Why has the idea been floated?
At the time of unveiling the proposal, President Barack Obama, in one of his speeches at the Georgia Tech University said, To make sure that more and more young people can afford to go to college and then afterward aren't so burdened with debt that you can't do anything else. All bankruptcy law amendments must be approved by the Republican-controlled Congress, so significant pushback is likely.
One expected scenario, according to financial aid experts, is to permit borrowers with private student loans from financial institutions to apply for bankruptcy protection. That's a small subset considering only near about 10% of student loans are provided by private lenders, as per the data supplied by Credit Karma, an online financial services firm.
Considering that a bankruptcy discharge can be one of the most destructive items pinned to your credit report for as long as 10 years, why make such a process easier to enter, even as a last resort? What's the benefit to fight to stay current on student loans if the problem can be resolved in one full sweep?
It is better for former students to opt out of a host of flexible debt repayment options as well as loan forgiveness programs that have been increased in the recent past. Moreover, students and graduates shouldn't forget that several credit counseling services offer free loan restructuring advice. Various aspects of the new Student Aid Bill of Rights plan could minimize the pressure on student loan borrowers and crackdown on lending industry repayments practices.
For instance, the plan instructs the U.S. Department of Education to create a website by July 1, 2016, so that borrowers with federal student loans can file their complaints about lenders, servicing providers, debt collection agencies, and colleges and universities.
Another advantage of the new debt relief program applies to borrowers who make extra monthly payments than asked. Under the new plan, the loan servicer will have to apply the extra money to the student loans with the highest rate of interests, unless the borrowers otherwise approve of such a move.
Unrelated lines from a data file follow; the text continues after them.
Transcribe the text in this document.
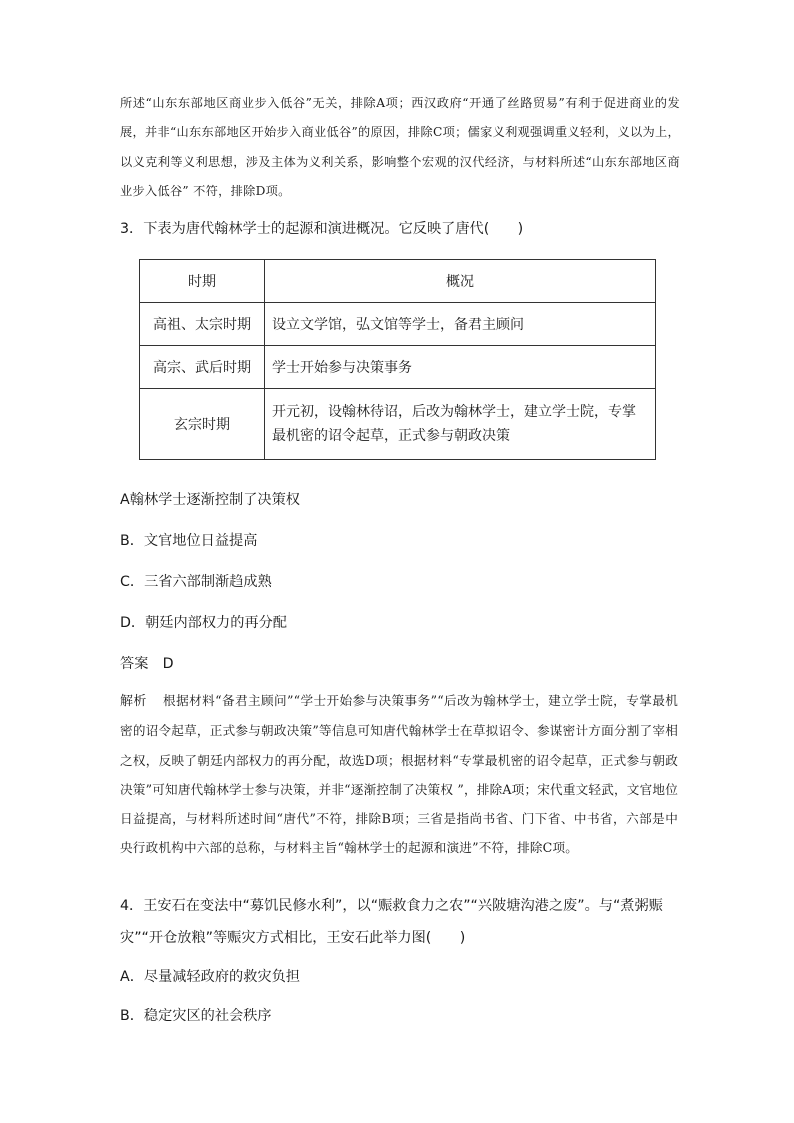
所述“山东东部地区商业步入低谷”无关，排除A项；西汉政府“开通了丝路贸易”有利于促进商业的发展，并非“山东东部地区开始步入商业低谷”的原因，排除C项；儒家义利观强调重义轻利，义以为上，以义克利等义利思想，涉及主体为义利关系，影响整个宏观的汉代经济，与材料所述“山东东部地区商业步入低谷” 不符，排除D项。
3．下表为唐代翰林学士的起源和演进概况。它反映了唐代(　　)
时期	概况
高祖、太宗时期	设立文学馆，弘文馆等学士，备君主顾问
高宗、武后时期	学士开始参与决策事务
玄宗时期	开元初，设翰林待诏，后改为翰林学士，建立学士院，专掌最机密的诏令起草，正式参与朝政决策
A翰林学士逐渐控制了决策权
B．文官地位日益提高
C．三省六部制渐趋成熟
D．朝廷内部权力的再分配
答案　D
解析 根据材料“备君主顾问”“学士开始参与决策事务”“后改为翰林学士，建立学士院，专掌最机密的诏令起草，正式参与朝政决策”等信息可知唐代翰林学士在草拟诏令、参谋密计方面分割了宰相之权，反映了朝廷内部权力的再分配，故选D项；根据材料“专掌最机密的诏令起草，正式参与朝政决策”可知唐代翰林学士参与决策，并非“逐渐控制了决策权 ”，排除A项；宋代重文轻武，文官地位日益提高，与材料所述时间“唐代”不符，排除B项；三省是指尚书省、门下省、中书省，六部是中央行政机构中六部的总称，与材料主旨“翰林学士的起源和演进”不符，排除C项。
4．王安石在变法中“募饥民修水利”，以“赈救食力之农”“兴陂塘沟港之废”。与“煮粥赈灾”“开仓放粮”等赈灾方式相比，王安石此举力图(　　)
A．尽量减轻政府的救灾负担
B．稳定灾区的社会秩序
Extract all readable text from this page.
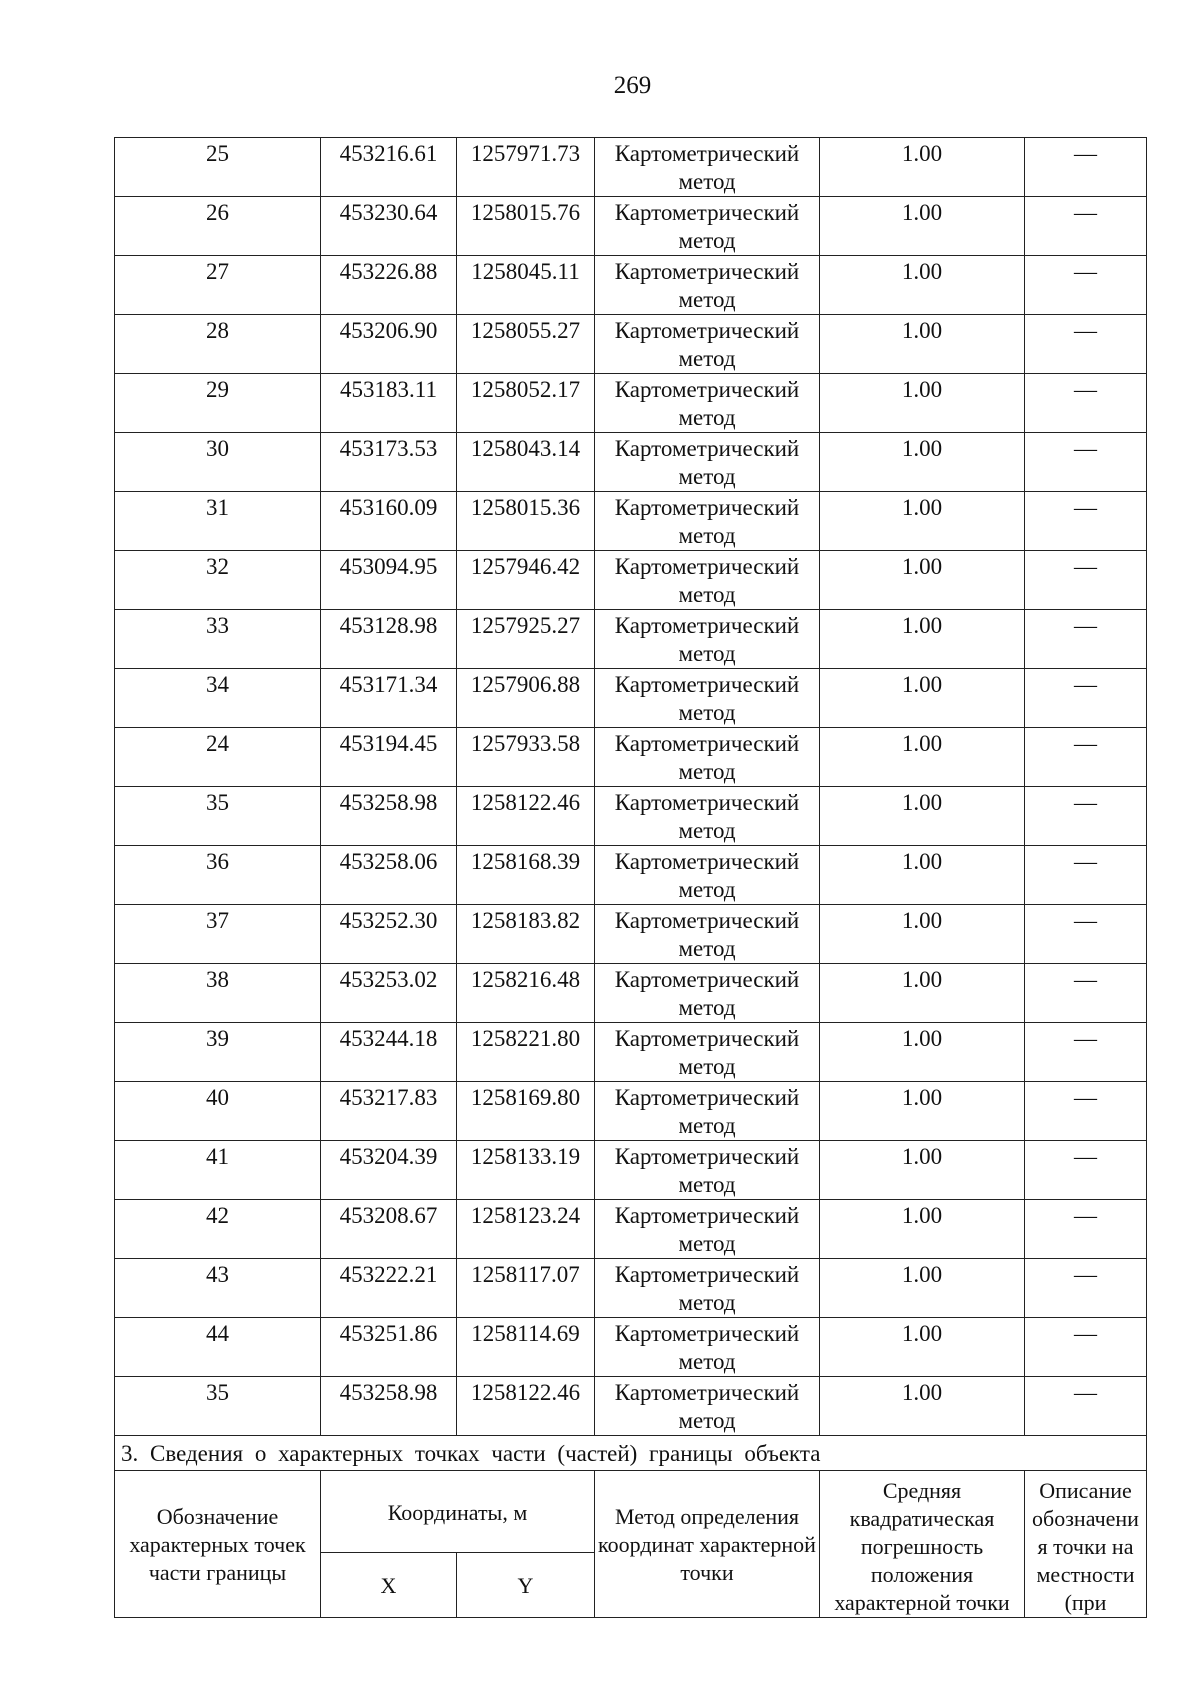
269
25	453216.61	1257971.73	Картометрический метод	1.00	—
26	453230.64	1258015.76	Картометрический метод	1.00	—
27	453226.88	1258045.11	Картометрический метод	1.00	—
28	453206.90	1258055.27	Картометрический метод	1.00	—
29	453183.11	1258052.17	Картометрический метод	1.00	—
30	453173.53	1258043.14	Картометрический метод	1.00	—
31	453160.09	1258015.36	Картометрический метод	1.00	—
32	453094.95	1257946.42	Картометрический метод	1.00	—
33	453128.98	1257925.27	Картометрический метод	1.00	—
34	453171.34	1257906.88	Картометрический метод	1.00	—
24	453194.45	1257933.58	Картометрический метод	1.00	—
35	453258.98	1258122.46	Картометрический метод	1.00	—
36	453258.06	1258168.39	Картометрический метод	1.00	—
37	453252.30	1258183.82	Картометрический метод	1.00	—
38	453253.02	1258216.48	Картометрический метод	1.00	—
39	453244.18	1258221.80	Картометрический метод	1.00	—
40	453217.83	1258169.80	Картометрический метод	1.00	—
41	453204.39	1258133.19	Картометрический метод	1.00	—
42	453208.67	1258123.24	Картометрический метод	1.00	—
43	453222.21	1258117.07	Картометрический метод	1.00	—
44	453251.86	1258114.69	Картометрический метод	1.00	—
35	453258.98	1258122.46	Картометрический метод	1.00	—
3. Сведения о характерных точках части (частей) границы объекта					
Обозначение характерных точек части границы	Координаты, м		Метод определения координат характерной точки	Средняя квадратическая погрешность положения характерной точки	Описание обозначени я точки на местности (при
	X	Y			
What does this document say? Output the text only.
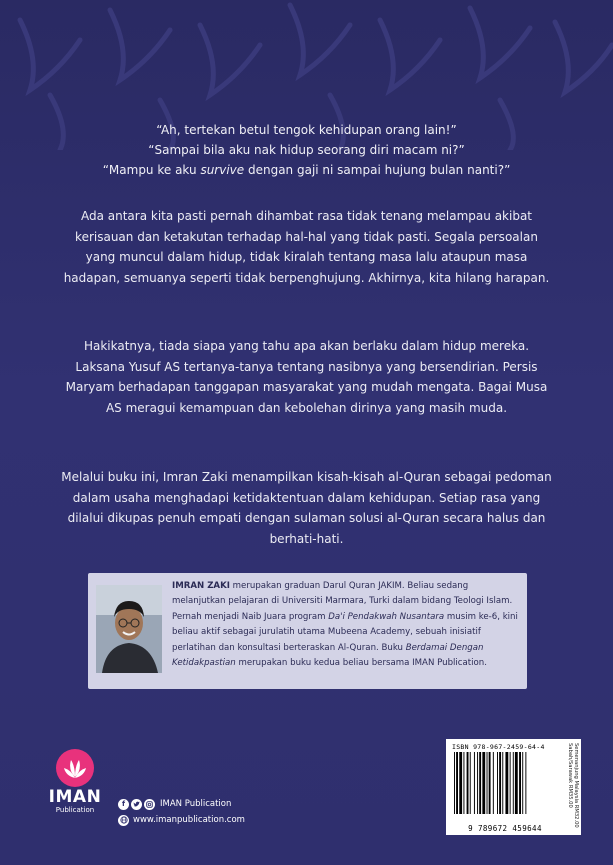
“Ah, tertekan betul tengok kehidupan orang lain!”

“Sampai bila aku nak hidup seorang diri macam ni?”

“Mampu ke aku survive dengan gaji ni sampai hujung bulan nanti?”

Ada antara kita pasti pernah dihambat rasa tidak tenang melampau akibat kerisauan dan ketakutan terhadap hal-hal yang tidak pasti. Segala persoalan yang muncul dalam hidup, tidak kiralah tentang masa lalu ataupun masa hadapan, semuanya seperti tidak berpenghujung. Akhirnya, kita hilang harapan.

Hakikatnya, tiada siapa yang tahu apa akan berlaku dalam hidup mereka. Laksana Yusuf AS tertanya-tanya tentang nasibnya yang bersendirian. Persis Maryam berhadapan tanggapan masyarakat yang mudah mengata. Bagai Musa AS meragui kemampuan dan kebolehan dirinya yang masih muda.

Melalui buku ini, Imran Zaki menampilkan kisah-kisah al-Quran sebagai pedoman dalam usaha menghadapi ketidaktentuan dalam kehidupan. Setiap rasa yang dilalui dikupas penuh empati dengan sulaman solusi al-Quran secara halus dan berhati-hati.

IMRAN ZAKI merupakan graduan Darul Quran JAKIM. Beliau sedang melanjutkan pelajaran di Universiti Marmara, Turki dalam bidang Teologi Islam. Pernah menjadi Naib Juara program Da'i Pendakwah Nusantara musim ke-6, kini beliau aktif sebagai jurulatih utama Mubeena Academy, sebuah inisiatif perlatihan dan konsultasi berteraskan Al-Quran. Buku Berdamai Dengan Ketidakpastian merupakan buku kedua beliau bersama IMAN Publication.

IMAN
Publication
f	IMAN Publication
www.imanpublication.com
ISBN 978-967-2459-64-4
9 789672 459644
Semenanjung Malaysia RM32.00 Sabah/Sarawak RM35.00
Still, there's another way to handle these student loan debts, one that's almost every time is lost during policy debates. It starts long before the kids prepare for college and requires diligent family discussion regarding the value of money, the cost of graduating out of college, the importance of choosing schools that are not sources of financial distress, zeroing in on a degree that balances both the cost of education and debt repayments.